His first book, “The Woman Who Married A Bear” — a case-closed, now re-opened murder-mystery set in his hometown of Sitka, Alaska — won a 1993 Shamus Award, a top honor for crime writers annually bestowed by the Private Eye Writers of America. That book also introduced Straley’s signature detective, a disheveled Cecil Younger, whom the author would go on to follow through five more books, including the intriguing titles “The Curious Eat Themselves” and “Death and the Language of Happiness.”
By the end of the Cecil Younger series — “Cold Water Burning” in 2001 — the once drunk, depressed and bewildered private dick had gotten his life together, supporting his family with a steady job, all the while chasing down the bad guy and cracking the case.
As Younger reached resolution, Straley decided it was time to try his hand at something new.
So in his latest book, “The Big Both Ways,” he travels inside the actual crime itself as his main characters Slip Wilson and Ellie Hobbes adventure up the Inside Passage from Puget Sound to Alaska, evading a dogged Seattle police detective and criminal union men who seem to be out for revenge.
Straley will be making a stop in Kitsap on his “Big Both Ways” West Coast tour to read from and sign copies of the book at 7:30 p.m. Thursday at Eagle Harbor, 157 Winslow Way on Bainbridge.

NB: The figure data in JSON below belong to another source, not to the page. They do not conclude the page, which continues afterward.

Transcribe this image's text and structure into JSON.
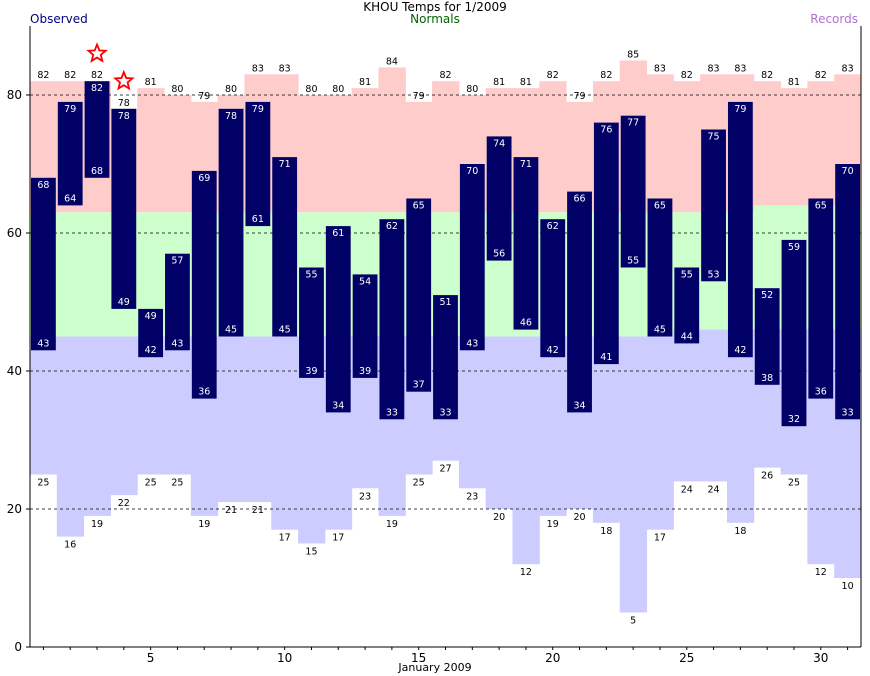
{
  "title": "KHOU Temps for 1/2009",
  "legend": {
    "observed": "Observed",
    "normals": "Normals",
    "records": "Records"
  },
  "colors": {
    "observed": "#000066",
    "normal_band": "#ccffcc",
    "record_high_band": "#ffcccc",
    "record_low_band": "#ccccff",
    "record_marker": "#ff0000"
  },
  "chart_data": {
    "type": "bar",
    "title": "KHOU Temps for 1/2009",
    "xlabel": "January 2009",
    "ylabel": "",
    "ylim": [
      0,
      90
    ],
    "xlim": [
      0.5,
      31.5
    ],
    "yticks": [
      0,
      20,
      40,
      60,
      80
    ],
    "xticks": [
      5,
      10,
      15,
      20,
      25,
      30
    ],
    "grid": "horizontal dashed at 20, 40, 60, 80",
    "days": [
      1,
      2,
      3,
      4,
      5,
      6,
      7,
      8,
      9,
      10,
      11,
      12,
      13,
      14,
      15,
      16,
      17,
      18,
      19,
      20,
      21,
      22,
      23,
      24,
      25,
      26,
      27,
      28,
      29,
      30,
      31
    ],
    "observed_high": [
      68,
      79,
      82,
      78,
      49,
      57,
      69,
      78,
      79,
      71,
      55,
      61,
      54,
      62,
      65,
      51,
      70,
      74,
      71,
      62,
      66,
      76,
      77,
      65,
      55,
      75,
      79,
      52,
      59,
      65,
      70
    ],
    "observed_low": [
      43,
      64,
      68,
      49,
      42,
      43,
      36,
      45,
      61,
      45,
      39,
      34,
      39,
      33,
      37,
      33,
      43,
      56,
      46,
      42,
      34,
      41,
      55,
      45,
      44,
      53,
      42,
      38,
      32,
      36,
      33
    ],
    "normal_high": [
      63,
      63,
      63,
      63,
      63,
      63,
      63,
      63,
      63,
      63,
      63,
      63,
      63,
      63,
      63,
      63,
      63,
      63,
      63,
      63,
      63,
      63,
      63,
      63,
      63,
      63,
      63,
      64,
      64,
      64,
      64
    ],
    "normal_low": [
      45,
      45,
      45,
      45,
      45,
      45,
      45,
      45,
      45,
      45,
      45,
      45,
      45,
      45,
      45,
      45,
      45,
      45,
      45,
      45,
      45,
      45,
      45,
      45,
      46,
      46,
      46,
      46,
      46,
      46,
      46
    ],
    "record_high": [
      82,
      82,
      82,
      78,
      81,
      80,
      79,
      80,
      83,
      83,
      80,
      80,
      81,
      84,
      79,
      82,
      80,
      81,
      81,
      82,
      79,
      82,
      85,
      83,
      82,
      83,
      83,
      82,
      81,
      82,
      83
    ],
    "record_low": [
      25,
      16,
      19,
      22,
      25,
      25,
      19,
      21,
      21,
      17,
      15,
      17,
      23,
      19,
      25,
      27,
      23,
      20,
      12,
      19,
      20,
      18,
      5,
      17,
      24,
      24,
      18,
      26,
      25,
      12,
      10
    ],
    "record_set_days": [
      3,
      4
    ]
  }
}
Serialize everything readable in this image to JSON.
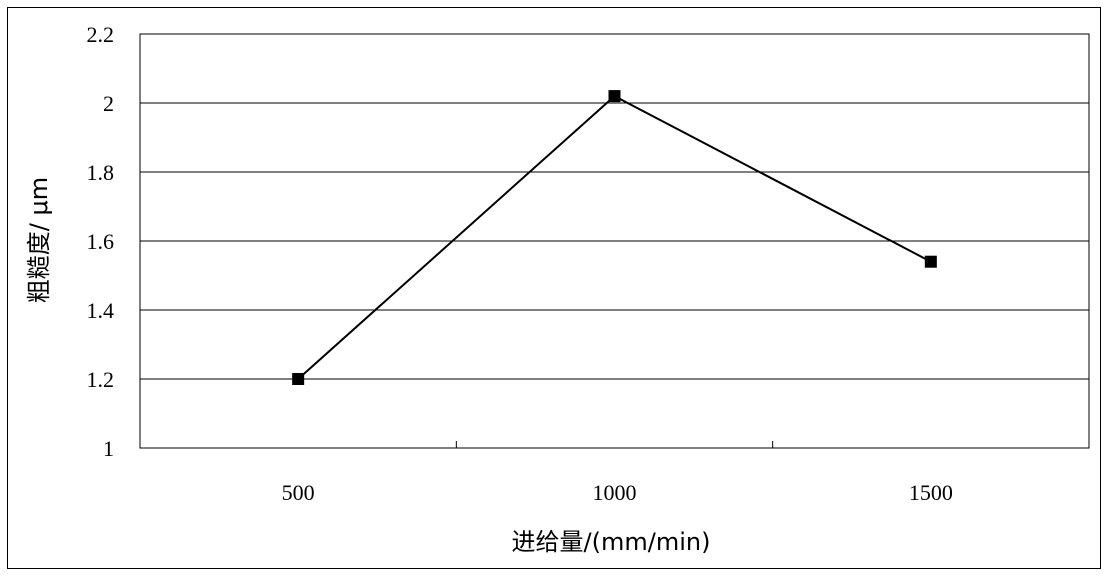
{
  "chart_data": {
    "type": "line",
    "categories": [
      "500",
      "1000",
      "1500"
    ],
    "series": [
      {
        "values": [
          1.2,
          2.02,
          1.54
        ],
        "color": "#000000",
        "marker": "square"
      }
    ],
    "ylim": [
      1,
      2.2
    ],
    "yticks": [
      "1",
      "1.2",
      "1.4",
      "1.6",
      "1.8",
      "2",
      "2.2"
    ],
    "xlabel": "进给量/(mm/min)",
    "ylabel": "粗糙度/ μm",
    "grid": "horizontal",
    "legend": "none"
  }
}
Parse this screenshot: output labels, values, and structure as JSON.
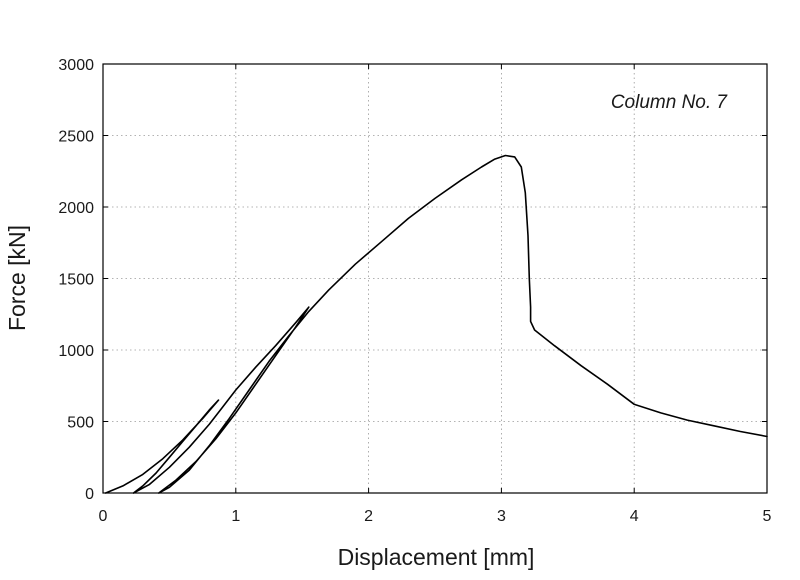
{
  "chart_data": {
    "type": "line",
    "title": "",
    "annotation": "Column No. 7",
    "xlabel": "Displacement  [mm]",
    "ylabel": "Force  [kN]",
    "xlim": [
      0,
      5
    ],
    "ylim": [
      0,
      3000
    ],
    "xticks": [
      0,
      1,
      2,
      3,
      4,
      5
    ],
    "yticks": [
      0,
      500,
      1000,
      1500,
      2000,
      2500,
      3000
    ],
    "grid": true,
    "legend": "none",
    "line_color": "#000000",
    "series": [
      {
        "points": [
          [
            0.02,
            0
          ],
          [
            0.15,
            50
          ],
          [
            0.3,
            130
          ],
          [
            0.45,
            240
          ],
          [
            0.6,
            370
          ],
          [
            0.75,
            520
          ],
          [
            0.87,
            650
          ],
          [
            0.8,
            580
          ],
          [
            0.7,
            470
          ],
          [
            0.6,
            360
          ],
          [
            0.5,
            250
          ],
          [
            0.4,
            140
          ],
          [
            0.3,
            50
          ],
          [
            0.23,
            0
          ],
          [
            0.35,
            60
          ],
          [
            0.5,
            180
          ],
          [
            0.65,
            320
          ],
          [
            0.8,
            480
          ],
          [
            0.9,
            600
          ],
          [
            1.0,
            720
          ],
          [
            1.15,
            880
          ],
          [
            1.3,
            1030
          ],
          [
            1.45,
            1190
          ],
          [
            1.55,
            1300
          ],
          [
            1.45,
            1160
          ],
          [
            1.3,
            960
          ],
          [
            1.15,
            760
          ],
          [
            1.0,
            560
          ],
          [
            0.85,
            380
          ],
          [
            0.7,
            220
          ],
          [
            0.55,
            90
          ],
          [
            0.42,
            0
          ],
          [
            0.5,
            40
          ],
          [
            0.65,
            160
          ],
          [
            0.8,
            330
          ],
          [
            0.95,
            520
          ],
          [
            1.1,
            720
          ],
          [
            1.25,
            920
          ],
          [
            1.4,
            1100
          ],
          [
            1.55,
            1270
          ],
          [
            1.7,
            1420
          ],
          [
            1.9,
            1600
          ],
          [
            2.1,
            1760
          ],
          [
            2.3,
            1920
          ],
          [
            2.5,
            2060
          ],
          [
            2.7,
            2190
          ],
          [
            2.85,
            2280
          ],
          [
            2.95,
            2335
          ],
          [
            3.03,
            2360
          ],
          [
            3.1,
            2350
          ],
          [
            3.15,
            2280
          ],
          [
            3.18,
            2100
          ],
          [
            3.2,
            1800
          ],
          [
            3.21,
            1500
          ],
          [
            3.22,
            1300
          ],
          [
            3.22,
            1200
          ],
          [
            3.25,
            1140
          ],
          [
            3.4,
            1030
          ],
          [
            3.6,
            890
          ],
          [
            3.8,
            760
          ],
          [
            3.9,
            690
          ],
          [
            4.0,
            620
          ],
          [
            4.2,
            560
          ],
          [
            4.4,
            510
          ],
          [
            4.6,
            470
          ],
          [
            4.8,
            430
          ],
          [
            5.0,
            395
          ]
        ]
      }
    ]
  }
}
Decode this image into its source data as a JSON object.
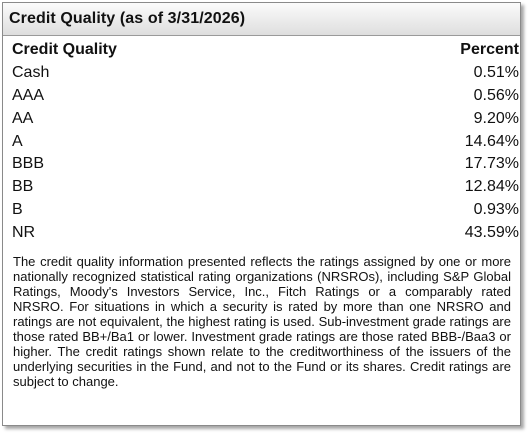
{
  "panel": {
    "title": "Credit Quality (as of 3/31/2026)"
  },
  "table": {
    "headers": {
      "label": "Credit Quality",
      "value": "Percent"
    },
    "rows": [
      {
        "label": "Cash",
        "value": "0.51%"
      },
      {
        "label": "AAA",
        "value": "0.56%"
      },
      {
        "label": "AA",
        "value": "9.20%"
      },
      {
        "label": "A",
        "value": "14.64%"
      },
      {
        "label": "BBB",
        "value": "17.73%"
      },
      {
        "label": "BB",
        "value": "12.84%"
      },
      {
        "label": "B",
        "value": "0.93%"
      },
      {
        "label": "NR",
        "value": "43.59%"
      }
    ]
  },
  "footnote": "The credit quality information presented reflects the ratings assigned by one or more nationally recognized statistical rating organizations (NRSROs), including S&P Global Ratings, Moody's Investors Service, Inc., Fitch Ratings or a comparably rated NRSRO. For situations in which a security is rated by more than one NRSRO and ratings are not equivalent, the highest rating is used. Sub-investment grade ratings are those rated BB+/Ba1 or lower. Investment grade ratings are those rated BBB-/Baa3 or higher. The credit ratings shown relate to the creditworthiness of the issuers of the underlying securities in the Fund, and not to the Fund or its shares. Credit ratings are subject to change."
}
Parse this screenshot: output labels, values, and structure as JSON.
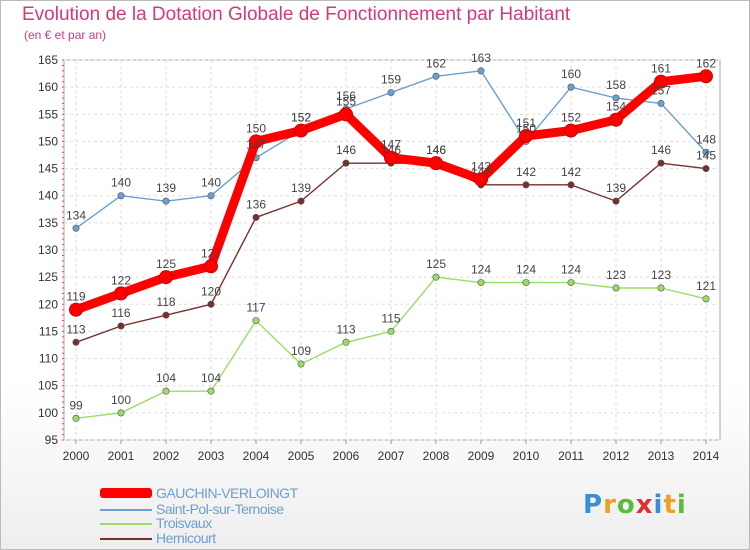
{
  "header": {
    "title": "Evolution de la Dotation Globale de Fonctionnement par Habitant",
    "subtitle": "(en € et par an)"
  },
  "logo": {
    "text": "Proxiti"
  },
  "chart_data": {
    "type": "line",
    "title": "Evolution de la Dotation Globale de Fonctionnement par Habitant",
    "ylabel": "(en € et par an)",
    "xlabel": "",
    "x": [
      2000,
      2001,
      2002,
      2003,
      2004,
      2005,
      2006,
      2007,
      2008,
      2009,
      2010,
      2011,
      2012,
      2013,
      2014
    ],
    "ylim": [
      95,
      165
    ],
    "yticks": [
      95,
      100,
      105,
      110,
      115,
      120,
      125,
      130,
      135,
      140,
      145,
      150,
      155,
      160,
      165
    ],
    "grid": true,
    "legend": "bottom-left",
    "series": [
      {
        "name": "GAUCHIN-VERLOINGT",
        "color": "#ff0000",
        "values": [
          119,
          122,
          125,
          127,
          150,
          152,
          155,
          147,
          146,
          143,
          151,
          152,
          154,
          161,
          162
        ]
      },
      {
        "name": "Saint-Pol-sur-Ternoise",
        "color": "#6b9fcf",
        "values": [
          134,
          140,
          139,
          140,
          147,
          152,
          156,
          159,
          162,
          163,
          150,
          160,
          158,
          157,
          148
        ]
      },
      {
        "name": "Troisvaux",
        "color": "#99dd66",
        "values": [
          99,
          100,
          104,
          104,
          117,
          109,
          113,
          115,
          125,
          124,
          124,
          124,
          123,
          123,
          121
        ]
      },
      {
        "name": "Hernicourt",
        "color": "#7a2e2e",
        "values": [
          113,
          116,
          118,
          120,
          136,
          139,
          146,
          146,
          146,
          142,
          142,
          142,
          139,
          146,
          145
        ]
      }
    ]
  }
}
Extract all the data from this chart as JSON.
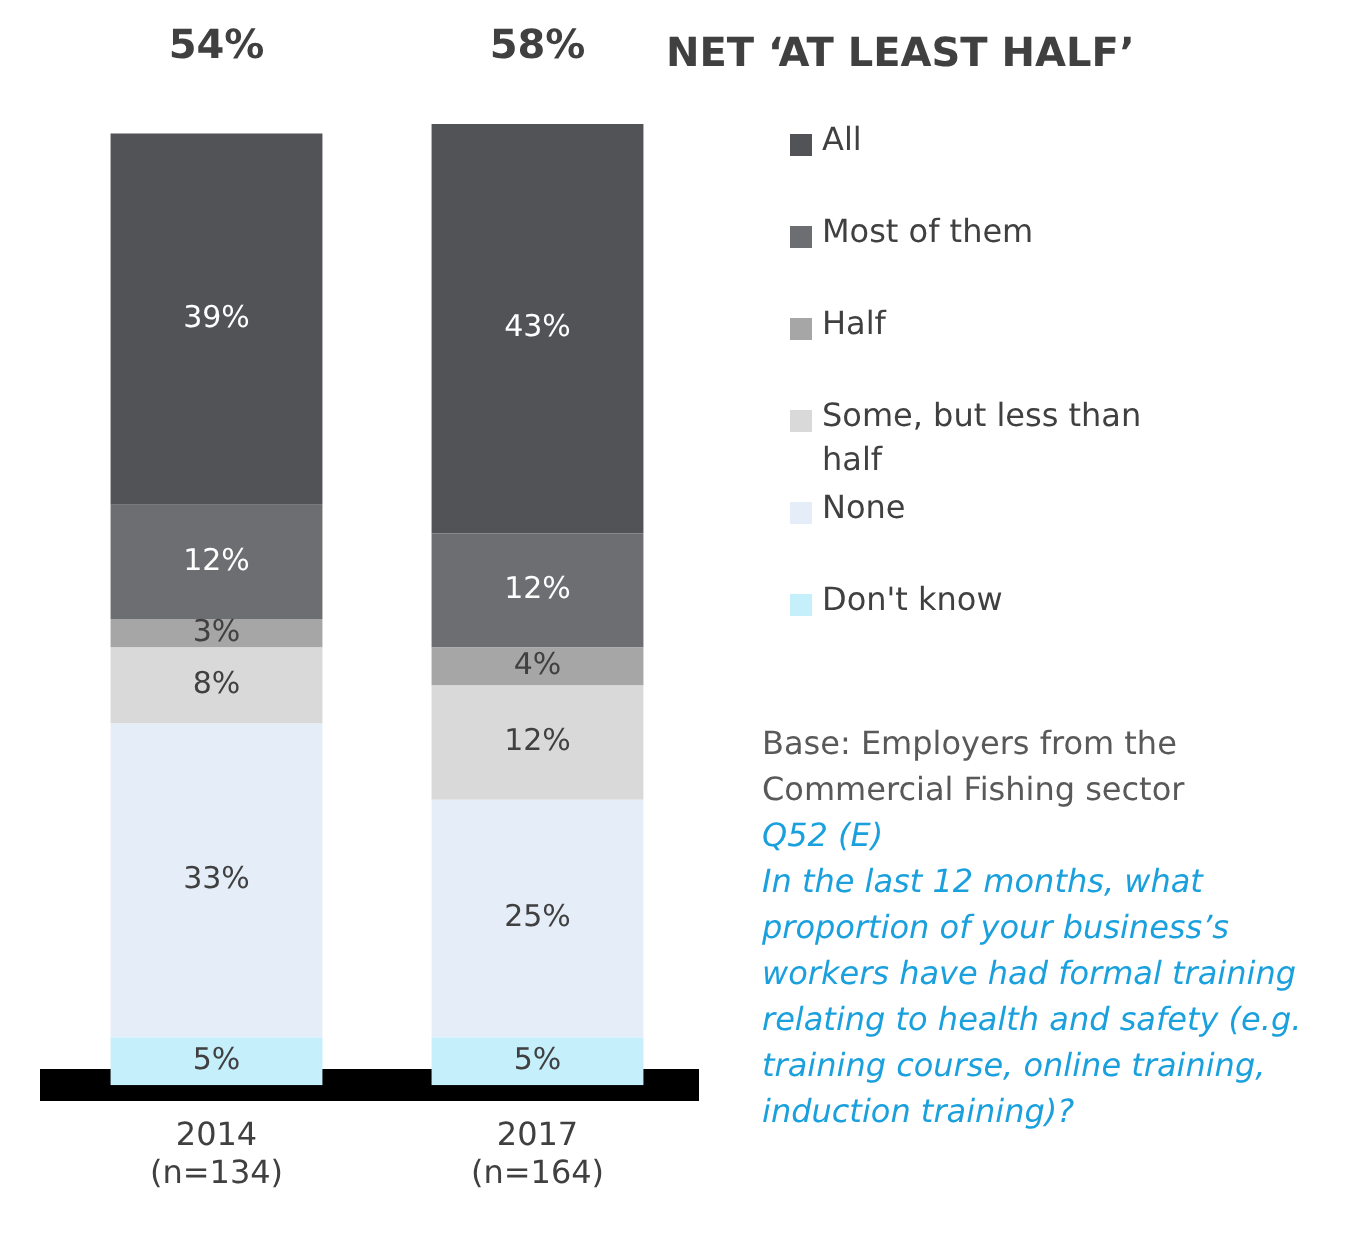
{
  "chart_data": {
    "type": "bar",
    "title": "NET ‘AT LEAST HALF’",
    "categories": [
      "2014\n(n=134)",
      "2017\n(n=164)"
    ],
    "stacked": true,
    "series": [
      {
        "name": "Don't know",
        "color": "#c5effb",
        "values": [
          5,
          5
        ],
        "value_labels": [
          "5%",
          "5%"
        ]
      },
      {
        "name": "None",
        "color": "#e5eef8",
        "values": [
          33,
          25
        ],
        "value_labels": [
          "33%",
          "25%"
        ]
      },
      {
        "name": "Some, but less than half",
        "color": "#d9d9d9",
        "values": [
          8,
          12
        ],
        "value_labels": [
          "8%",
          "12%"
        ]
      },
      {
        "name": "Half",
        "color": "#a6a6a6",
        "values": [
          3,
          4
        ],
        "value_labels": [
          "3%",
          "4%"
        ]
      },
      {
        "name": "Most of them",
        "color": "#6d6e71",
        "values": [
          12,
          12
        ],
        "value_labels": [
          "12%",
          "12%"
        ]
      },
      {
        "name": "All",
        "color": "#525357",
        "values": [
          39,
          43
        ],
        "value_labels": [
          "39%",
          "43%"
        ]
      }
    ],
    "ylim": [
      0,
      101
    ],
    "legend": "right",
    "grid": false,
    "tick_labels": "x",
    "annotations": [
      "54%",
      "58%",
      "Base: Employers from the Commercial Fishing sector",
      "Q52 (E)",
      "In the last 12 months, what proportion of your business’s workers have had formal training relating to health and safety  (e.g. training course, online training, induction training)?"
    ]
  }
}
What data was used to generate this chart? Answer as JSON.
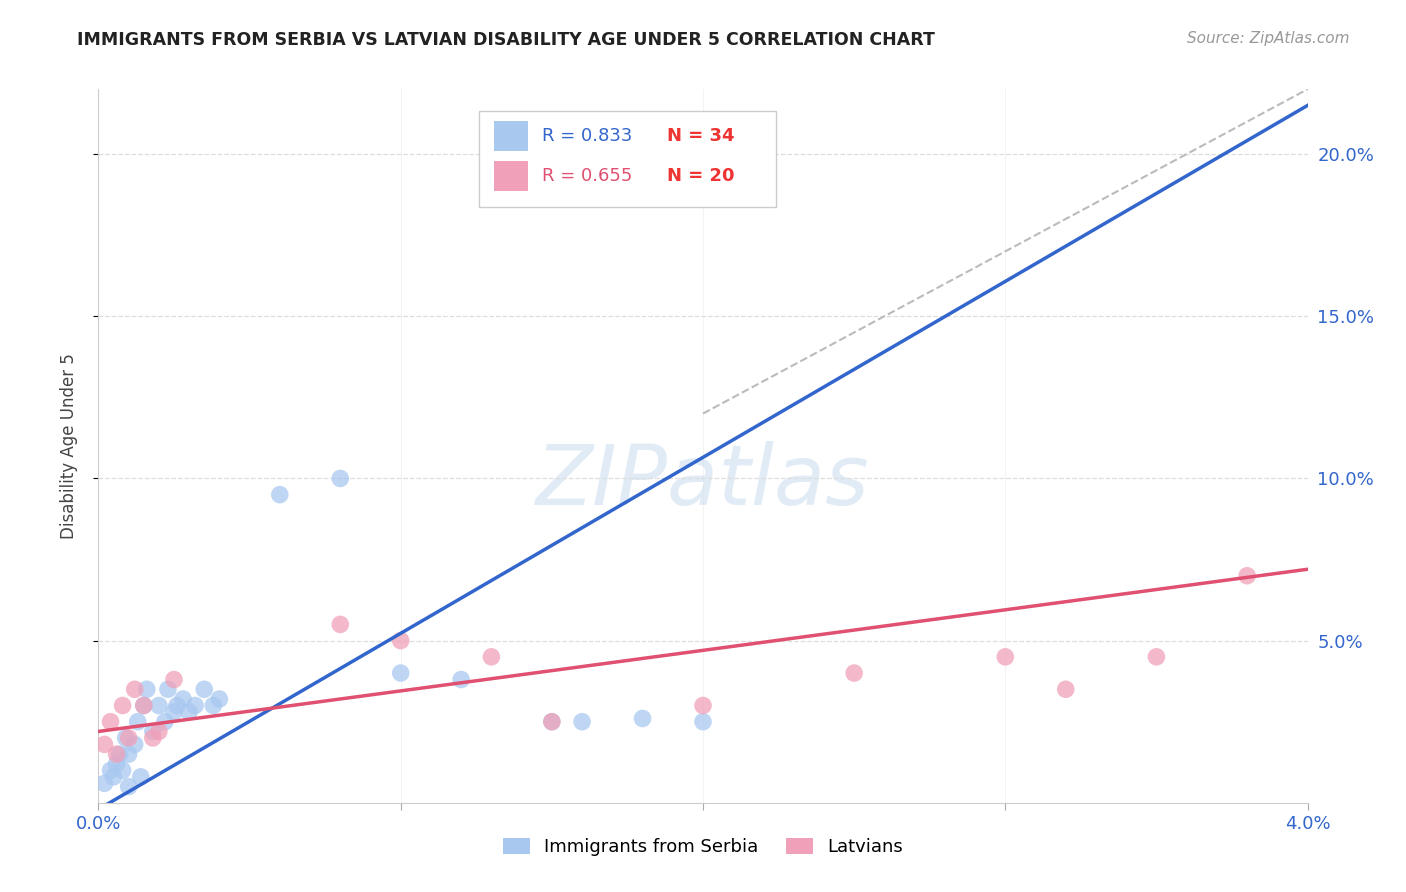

“It’s not your typical private eye novel,” Straley said. “It’s more of a sea adventure crime story.”
And, as so many good crime stories do, it begins with a body in the trunk.
“Even though she had never traded sex for money, she was nothing now but a whore with a bloody nose. It was a hard fact to accept … but there it was.” That’s Straley’s opening line.
Though we don’t know it just yet, that surprisingly fairly likable “whore” is one of the story’s main characters, Miss Hobbes, staring at a fresh corpse curled up in the trunk of an Oldsmobile, while tears roll down her chin.
Before we get a chance to find out anything more about her or the dead body, the story cuts to the northern woods of the Skagit River drainage in the northern Cascades where the story’s protagonist Slip Wilson is looking up at the lifeless body of a coworker, suspended 70 feet up an old Douglas fir tree.
“Well, I guess you better scamper up there and cut him down,” Slip’s hardened logger boss says, spitting out a stream of tobacco juice.
And so the story opens with the question posed: What would you do if you were ordered to cut a dead co-worker down from the top of a tree where’d he’d just been mangled to death?
Slip decides to call it a day.
He walks off the job and out of the forest with $2,000 saved — enough to buy a future, he tells himself. But little does he know what that road to the future will entail as he heads south with his thumb stuck out.
It’s a story that’s been brewing in Straley’s mind for years, heralded as a “thrilling journey” by the Seattle Times and an “unpredictable ride” by Publisher’s Weekly.
“I just sort of wander around and see things that I’m fascinated with, then I mix them and match them and try to mold them into a story,” Straley said.
Two of his chief fascinations, historical events and the Pacific Northwest, are front in center in this novel and very well-founded. The story is set in 1935, just after Amelia Earhart set a speed record on a solo flight from Los Angeles to Mexico City at a time when the Roosevelt administration began relocating Dust Bowlers to communal farms in the Territory of Alaska. Beginning in the rough and tumble Puget Sound, the story travels to Alaska via the waterway known as The Big Both Ways, a passage that Straley has traveled many times by ferry and even on his own 40-foot boat.
But “The Big Both Ways,” he said, is a moniker for more than the just oceans’ currents.